Noisy Singapore Air Force jets irk some Sanson residents
Manawatū residents fear howling pets and shaking houses could become the new normal if a defence deal is forged between Singapore and New Zealand.
The Singapore Air Force concluded a four-week flying exercise, involving six F16 fighter jets, at Ohakea Air Force Base on Monday.
But a proposed bill to turn the base into a permanent training arena for Singaporean military staff has raised concerns about the impact on residents in the nearby towns of Sanson and Bulls.
In February, the New Zealand Defence Force confirmed officials were in talks with the Government to set up a pilots’ training base at Ohakea.
Should Ohakea assume the role, then a Singapore Air Force F15 fighter would be based there.
About 200 Singapore military personnel and their families would be based in Manawatū, bringing about 500 people into the region.
But the plan has been met with resistance from some residents in neighbouring towns who say the noise from jets during the recent training exercise was “deafening”.

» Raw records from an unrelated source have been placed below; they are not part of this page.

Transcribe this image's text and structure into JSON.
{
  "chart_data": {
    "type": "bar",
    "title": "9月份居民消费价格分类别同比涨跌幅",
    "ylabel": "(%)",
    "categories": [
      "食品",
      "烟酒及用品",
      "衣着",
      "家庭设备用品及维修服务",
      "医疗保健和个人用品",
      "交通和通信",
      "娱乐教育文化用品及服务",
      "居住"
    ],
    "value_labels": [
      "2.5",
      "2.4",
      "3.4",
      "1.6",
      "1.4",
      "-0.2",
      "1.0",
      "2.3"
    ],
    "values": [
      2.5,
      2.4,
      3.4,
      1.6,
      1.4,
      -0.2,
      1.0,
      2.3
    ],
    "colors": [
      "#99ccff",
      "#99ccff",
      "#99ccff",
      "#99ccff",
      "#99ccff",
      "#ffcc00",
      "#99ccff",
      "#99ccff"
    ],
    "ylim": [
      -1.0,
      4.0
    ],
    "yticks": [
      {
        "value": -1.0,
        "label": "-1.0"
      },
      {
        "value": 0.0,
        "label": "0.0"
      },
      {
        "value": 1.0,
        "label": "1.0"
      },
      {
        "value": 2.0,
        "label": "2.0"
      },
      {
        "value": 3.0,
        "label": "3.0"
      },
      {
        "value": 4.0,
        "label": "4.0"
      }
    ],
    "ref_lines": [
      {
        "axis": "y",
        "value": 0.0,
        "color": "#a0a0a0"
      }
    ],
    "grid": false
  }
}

“Sometimes they’re so low you can see the pilot,” Sanson resident Bill Tooley said. “I’m only guessing but it wouldn’t be much more than 100 metres.”
Tooley said he lived down the road from a dog breeder, and one of his neighbours raised animals on a lifestyle block.

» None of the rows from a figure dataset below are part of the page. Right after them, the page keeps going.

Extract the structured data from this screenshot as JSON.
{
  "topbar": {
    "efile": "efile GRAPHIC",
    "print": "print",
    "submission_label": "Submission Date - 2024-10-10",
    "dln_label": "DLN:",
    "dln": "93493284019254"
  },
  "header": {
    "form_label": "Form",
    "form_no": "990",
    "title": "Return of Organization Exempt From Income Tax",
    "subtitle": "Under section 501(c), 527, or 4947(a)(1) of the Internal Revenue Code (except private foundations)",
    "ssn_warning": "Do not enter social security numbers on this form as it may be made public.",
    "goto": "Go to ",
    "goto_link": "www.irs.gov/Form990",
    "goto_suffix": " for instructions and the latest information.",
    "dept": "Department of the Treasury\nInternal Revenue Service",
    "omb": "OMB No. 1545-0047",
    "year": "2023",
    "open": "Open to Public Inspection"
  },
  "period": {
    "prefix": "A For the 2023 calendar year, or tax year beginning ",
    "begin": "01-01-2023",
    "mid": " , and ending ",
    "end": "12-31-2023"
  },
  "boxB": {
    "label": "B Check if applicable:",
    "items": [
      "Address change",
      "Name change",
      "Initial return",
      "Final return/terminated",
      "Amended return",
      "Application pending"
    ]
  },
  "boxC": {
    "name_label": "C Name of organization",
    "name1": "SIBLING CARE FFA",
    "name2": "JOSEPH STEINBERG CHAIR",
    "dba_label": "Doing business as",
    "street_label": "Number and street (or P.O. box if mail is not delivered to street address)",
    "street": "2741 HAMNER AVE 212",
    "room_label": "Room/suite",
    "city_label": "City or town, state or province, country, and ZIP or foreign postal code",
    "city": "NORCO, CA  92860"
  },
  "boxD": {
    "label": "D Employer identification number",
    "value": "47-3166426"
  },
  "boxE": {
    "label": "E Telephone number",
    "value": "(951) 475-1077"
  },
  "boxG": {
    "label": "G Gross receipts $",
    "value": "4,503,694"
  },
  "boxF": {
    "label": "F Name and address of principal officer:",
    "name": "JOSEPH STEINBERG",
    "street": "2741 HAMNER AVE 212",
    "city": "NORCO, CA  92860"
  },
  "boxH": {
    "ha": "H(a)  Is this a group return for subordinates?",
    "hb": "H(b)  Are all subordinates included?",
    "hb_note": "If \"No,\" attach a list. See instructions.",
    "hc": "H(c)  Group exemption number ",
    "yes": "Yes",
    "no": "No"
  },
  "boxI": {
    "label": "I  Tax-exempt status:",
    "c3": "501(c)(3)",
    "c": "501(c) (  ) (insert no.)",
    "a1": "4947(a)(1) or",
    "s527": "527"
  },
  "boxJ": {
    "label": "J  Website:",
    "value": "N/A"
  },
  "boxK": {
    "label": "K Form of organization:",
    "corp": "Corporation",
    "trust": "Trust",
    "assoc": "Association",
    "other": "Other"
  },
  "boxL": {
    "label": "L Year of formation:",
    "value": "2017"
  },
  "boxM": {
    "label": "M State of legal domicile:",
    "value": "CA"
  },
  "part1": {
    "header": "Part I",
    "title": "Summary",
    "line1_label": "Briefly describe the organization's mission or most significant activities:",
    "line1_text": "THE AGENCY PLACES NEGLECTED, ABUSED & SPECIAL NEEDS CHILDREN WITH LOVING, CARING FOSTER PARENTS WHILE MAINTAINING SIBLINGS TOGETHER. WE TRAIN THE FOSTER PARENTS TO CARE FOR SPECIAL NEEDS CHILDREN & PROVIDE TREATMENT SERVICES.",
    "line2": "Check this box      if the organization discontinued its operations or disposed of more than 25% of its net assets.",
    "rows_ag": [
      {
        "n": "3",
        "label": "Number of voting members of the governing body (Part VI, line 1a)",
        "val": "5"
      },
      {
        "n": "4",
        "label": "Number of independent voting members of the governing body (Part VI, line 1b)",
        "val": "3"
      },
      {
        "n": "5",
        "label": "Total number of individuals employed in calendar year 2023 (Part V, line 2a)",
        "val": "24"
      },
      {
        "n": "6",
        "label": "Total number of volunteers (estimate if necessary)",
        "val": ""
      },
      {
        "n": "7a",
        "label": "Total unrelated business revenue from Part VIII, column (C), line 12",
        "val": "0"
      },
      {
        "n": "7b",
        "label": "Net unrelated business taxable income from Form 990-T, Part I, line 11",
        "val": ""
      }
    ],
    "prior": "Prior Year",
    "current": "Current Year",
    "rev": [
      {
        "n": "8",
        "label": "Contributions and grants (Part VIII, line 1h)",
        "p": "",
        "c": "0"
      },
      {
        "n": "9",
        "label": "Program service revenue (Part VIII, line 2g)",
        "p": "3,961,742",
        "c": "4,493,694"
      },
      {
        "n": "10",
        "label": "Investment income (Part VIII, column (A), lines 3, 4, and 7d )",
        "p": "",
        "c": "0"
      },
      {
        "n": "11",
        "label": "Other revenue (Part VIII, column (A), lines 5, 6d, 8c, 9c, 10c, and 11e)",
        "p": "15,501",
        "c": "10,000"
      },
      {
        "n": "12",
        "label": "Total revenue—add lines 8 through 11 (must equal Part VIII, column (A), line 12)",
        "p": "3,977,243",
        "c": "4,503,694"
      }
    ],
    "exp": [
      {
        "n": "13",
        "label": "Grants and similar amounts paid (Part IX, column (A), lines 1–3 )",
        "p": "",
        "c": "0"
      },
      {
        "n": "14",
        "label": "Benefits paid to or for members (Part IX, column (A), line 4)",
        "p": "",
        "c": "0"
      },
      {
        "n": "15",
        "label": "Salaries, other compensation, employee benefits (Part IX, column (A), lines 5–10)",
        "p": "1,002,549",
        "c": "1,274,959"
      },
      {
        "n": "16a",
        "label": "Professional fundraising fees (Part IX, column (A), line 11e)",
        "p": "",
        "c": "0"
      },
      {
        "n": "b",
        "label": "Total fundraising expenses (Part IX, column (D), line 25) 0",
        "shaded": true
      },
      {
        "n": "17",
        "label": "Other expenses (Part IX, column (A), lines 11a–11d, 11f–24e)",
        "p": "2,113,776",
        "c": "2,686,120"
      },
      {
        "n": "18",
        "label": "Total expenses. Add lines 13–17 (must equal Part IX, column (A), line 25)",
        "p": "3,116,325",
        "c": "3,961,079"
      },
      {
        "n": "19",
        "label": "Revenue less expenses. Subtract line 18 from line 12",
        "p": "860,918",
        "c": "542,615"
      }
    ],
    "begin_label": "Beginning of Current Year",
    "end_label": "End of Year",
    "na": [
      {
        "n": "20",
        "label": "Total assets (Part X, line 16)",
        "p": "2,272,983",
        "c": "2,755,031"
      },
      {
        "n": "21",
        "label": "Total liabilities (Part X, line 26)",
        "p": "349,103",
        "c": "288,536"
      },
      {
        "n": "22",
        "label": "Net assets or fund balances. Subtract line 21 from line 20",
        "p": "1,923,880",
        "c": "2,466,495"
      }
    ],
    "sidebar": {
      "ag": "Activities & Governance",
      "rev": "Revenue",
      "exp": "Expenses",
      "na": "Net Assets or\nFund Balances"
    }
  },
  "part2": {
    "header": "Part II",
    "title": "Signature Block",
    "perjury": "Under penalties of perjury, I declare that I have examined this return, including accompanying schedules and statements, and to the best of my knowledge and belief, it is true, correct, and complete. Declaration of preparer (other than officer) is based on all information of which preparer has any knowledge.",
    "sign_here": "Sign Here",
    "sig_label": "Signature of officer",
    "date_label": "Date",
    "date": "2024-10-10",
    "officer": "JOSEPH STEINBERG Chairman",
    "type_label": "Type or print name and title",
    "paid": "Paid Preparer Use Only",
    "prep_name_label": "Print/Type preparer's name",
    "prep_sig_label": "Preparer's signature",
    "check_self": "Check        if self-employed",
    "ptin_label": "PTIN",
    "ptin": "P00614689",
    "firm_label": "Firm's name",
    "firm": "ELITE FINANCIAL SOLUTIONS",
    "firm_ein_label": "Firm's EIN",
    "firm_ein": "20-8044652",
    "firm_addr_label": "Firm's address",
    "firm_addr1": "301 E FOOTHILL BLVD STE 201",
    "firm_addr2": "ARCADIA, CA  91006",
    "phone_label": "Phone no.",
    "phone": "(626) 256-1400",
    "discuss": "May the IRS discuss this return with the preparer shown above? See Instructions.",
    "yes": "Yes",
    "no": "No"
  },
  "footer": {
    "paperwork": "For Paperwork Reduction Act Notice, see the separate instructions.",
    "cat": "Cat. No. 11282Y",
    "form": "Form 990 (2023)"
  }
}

The jets often startled the animals, he said
In less than 30 minutes, Stuff viewed four separate aircraft flying over Tooley’s house.
“If you buy near an air base you can’t complain too much, but I’d like to see the flight paths changed occasionally so we could share [disruption from aircraft] with neighbouring villages,” Tooley said.

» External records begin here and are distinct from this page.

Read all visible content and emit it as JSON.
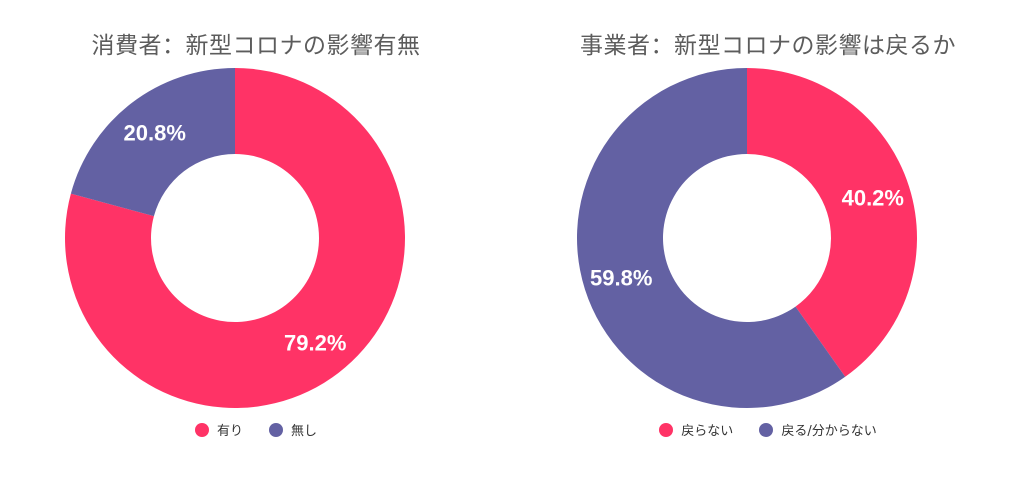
{
  "chart_data": [
    {
      "type": "pie",
      "title": "消費者：新型コロナの影響有無",
      "slices": [
        {
          "label": "有り",
          "value": 79.2,
          "value_label": "79.2%",
          "color": "#ff3366"
        },
        {
          "label": "無し",
          "value": 20.8,
          "value_label": "20.8%",
          "color": "#6361a3"
        }
      ],
      "legend_position": "bottom"
    },
    {
      "type": "pie",
      "title": "事業者：新型コロナの影響は戻るか",
      "slices": [
        {
          "label": "戻らない",
          "value": 40.2,
          "value_label": "40.2%",
          "color": "#ff3366"
        },
        {
          "label": "戻る/分からない",
          "value": 59.8,
          "value_label": "59.8%",
          "color": "#6361a3"
        }
      ],
      "legend_position": "bottom"
    }
  ]
}
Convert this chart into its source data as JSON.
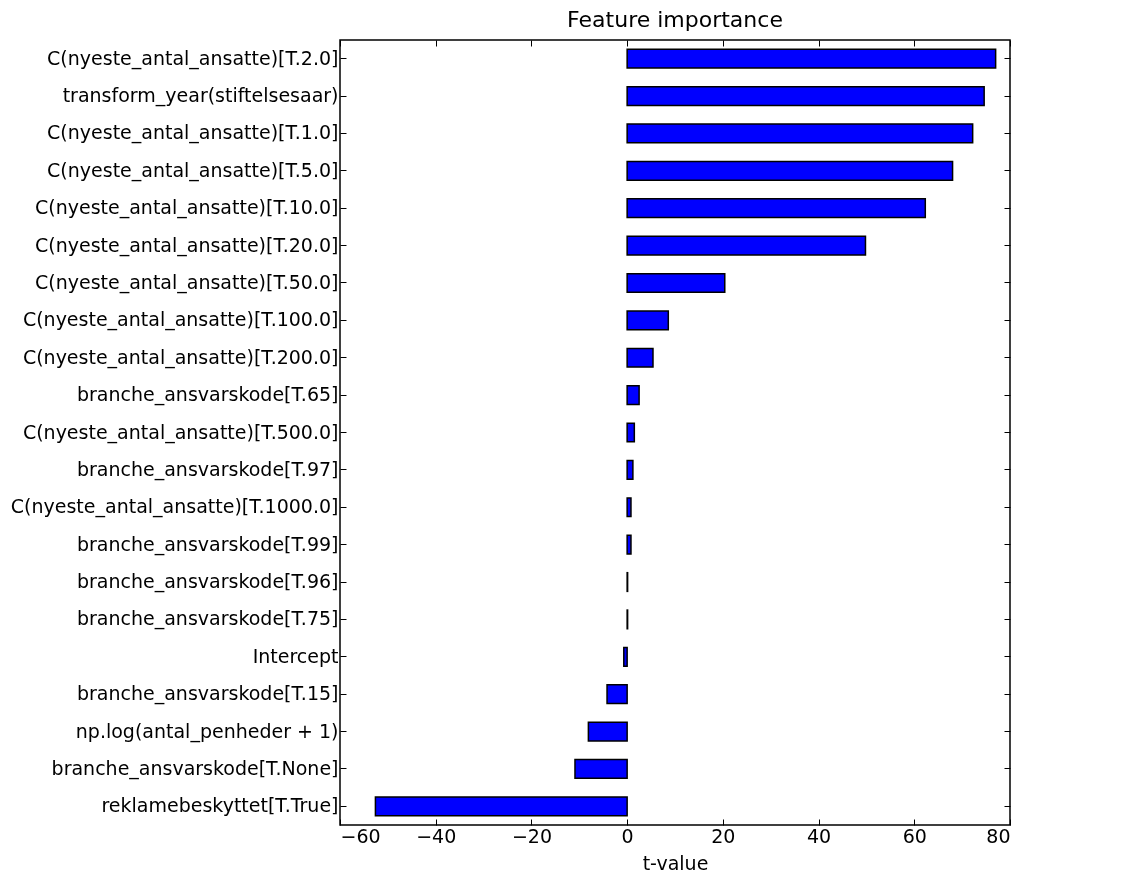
{
  "chart_data": {
    "type": "bar",
    "orientation": "horizontal",
    "title": "Feature importance",
    "xlabel": "t-value",
    "categories": [
      "C(nyeste_antal_ansatte)[T.2.0]",
      "transform_year(stiftelsesaar)",
      "C(nyeste_antal_ansatte)[T.1.0]",
      "C(nyeste_antal_ansatte)[T.5.0]",
      "C(nyeste_antal_ansatte)[T.10.0]",
      "C(nyeste_antal_ansatte)[T.20.0]",
      "C(nyeste_antal_ansatte)[T.50.0]",
      "C(nyeste_antal_ansatte)[T.100.0]",
      "C(nyeste_antal_ansatte)[T.200.0]",
      "branche_ansvarskode[T.65]",
      "C(nyeste_antal_ansatte)[T.500.0]",
      "branche_ansvarskode[T.97]",
      "C(nyeste_antal_ansatte)[T.1000.0]",
      "branche_ansvarskode[T.99]",
      "branche_ansvarskode[T.96]",
      "branche_ansvarskode[T.75]",
      "Intercept",
      "branche_ansvarskode[T.15]",
      "np.log(antal_penheder + 1)",
      "branche_ansvarskode[T.None]",
      "reklamebeskyttet[T.True]"
    ],
    "values": [
      77.0,
      74.6,
      72.2,
      68.0,
      62.3,
      49.8,
      20.4,
      8.6,
      5.4,
      2.5,
      1.5,
      1.2,
      0.8,
      0.8,
      0.1,
      0.1,
      -0.7,
      -4.2,
      -8.1,
      -10.9,
      -52.6
    ],
    "color": "#0000ff",
    "xlim": [
      -60,
      80
    ],
    "xticks": [
      -60,
      -40,
      -20,
      0,
      20,
      40,
      60,
      80
    ],
    "grid": false
  }
}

Defence Minister Mark Mitchell said Singapore had asked the Government to consider accommodating F15 fighter jet training at Ohakea long term.
Both countries were carrying out studies to enable everyone to make an informed decision on a proposal, Mitchell said.
“But we have similar values and it could be a good fit.”
Mitchell said the recent exercise was timely, and would provide valuable data about how basing F15s at Ohakea might work for New Zealand’s Air Force.
“The Government is committed to following a good process and is firmly committed to work closely on this with local communities through their mayors and councils. That engagement has already begun,” he said.
“There is a lot of work to be done before the possibility could come to fruition.”
A New Zealand Defence Force spokesperson said the public response about the F16s had been largely positive, but all noise complaints were taken “seriously”.
Given Sanson’s proximity to Ohakea, it was no surprise residents had experienced more noise, particularly when the F16 came in to land, the spokesperson said.
“This consideration has been incorporated in the flight profiles adopted as well as the training schedule.”
Manawatū District Council spokesman Paul Stein said the council had not received any noise complaints about the training exercise.